His speech will address three issues, the source said: "a sovereign Europe, a united Europe, a democratic Europe".

Macron will detail his plans for a eurozone budget, parliament and finance minister, as well as to increase convergence between member states on tax and social issues.

He will propose to increase cooperation on defence, counter-terrorism, education, and culture.

He is also expected to propose the creation of an EU innovation agency and to expand the Erasmus student-exchange programme.

Macron, who said last month that "we have to think of a Europe with several formats," will insist that "pioneer" countries should be able to move forward "without being stopped by the countries that don't want [to go forward]," the French source said.

That means that the French leader would like to scrap the unanimity rule between EU leaders when important decisions have to be taken.

The idea is likely to be opposed by some member states, especially those who are not yet part of the eurozone or the Schengen travel area and who do not want to be left behind.

Macron will also detail his proposal for a series of "democratic conventions" that would be held across Europe in the first half of next year after EU leaders have discussed his ideas.

"Through these six months of democratic conventions, we should debate this roadmap, the principles for which the governments will have designed, and then we can meet again [and] build what will be the foundations for an overhaul of Europe," he said in a speech in Athens last month.

European Commission head Jean-Claude Juncker gave his support to the conventions idea in his state of the union speech in early September.

Macron will deliver his speech two days after the German elections, where Angela Merkel won a fourth mandate as chancellor but will have to build a coalition with the liberals and Greens.

The timing was intended as a way to impose Macron's thinking on the German coalition programme, in order to facilitate a future Franco-German plan for the EU.

But the election results on Sunday have created uncertainties about the future polices of the German government, and coalition talks could drag out until the end of the year.

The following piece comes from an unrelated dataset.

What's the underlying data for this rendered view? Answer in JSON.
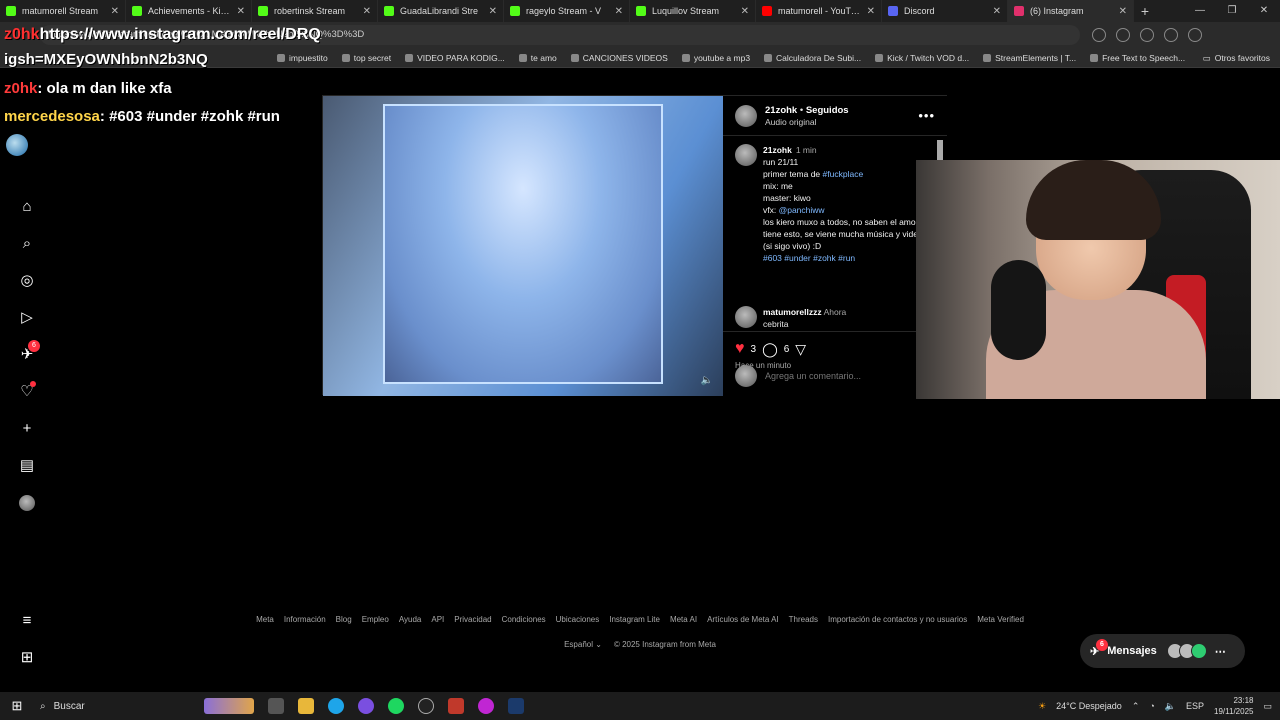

The defeat of the social-democrats, who were considered more sympathetic to Macron's ideas, and the presence of the liberal Free Democrats Party (FDP) in the future coalition could make things more difficult for the French leader.

'Inconceivable'

On Sunday, FDP leader Christian Lindner said that it was "inconceivable" for his party to imagine a eurozone budget that made Germany subsidise France or Italy.

Before the German elections, according to Le Monde, a French newspaper, Macron privately said that he would be "dead" if Merkel made an alliance with the FDP.

But his aides now say that the FDP and the Greens have always been pro-EU parties.

Macron and Merkel have said that they wanted to work together to increase EU integration.

But the constraints of the coalition talks and the new political climate in Germany, which saw the far-right AfD party enter parliament, could make an agreement between the two leaders more difficult.

"The moment has not come yet" to say what is good or not in Macron's ideas, Merkel said after Sunday's vote, adding that it was important to know what lies behind his words.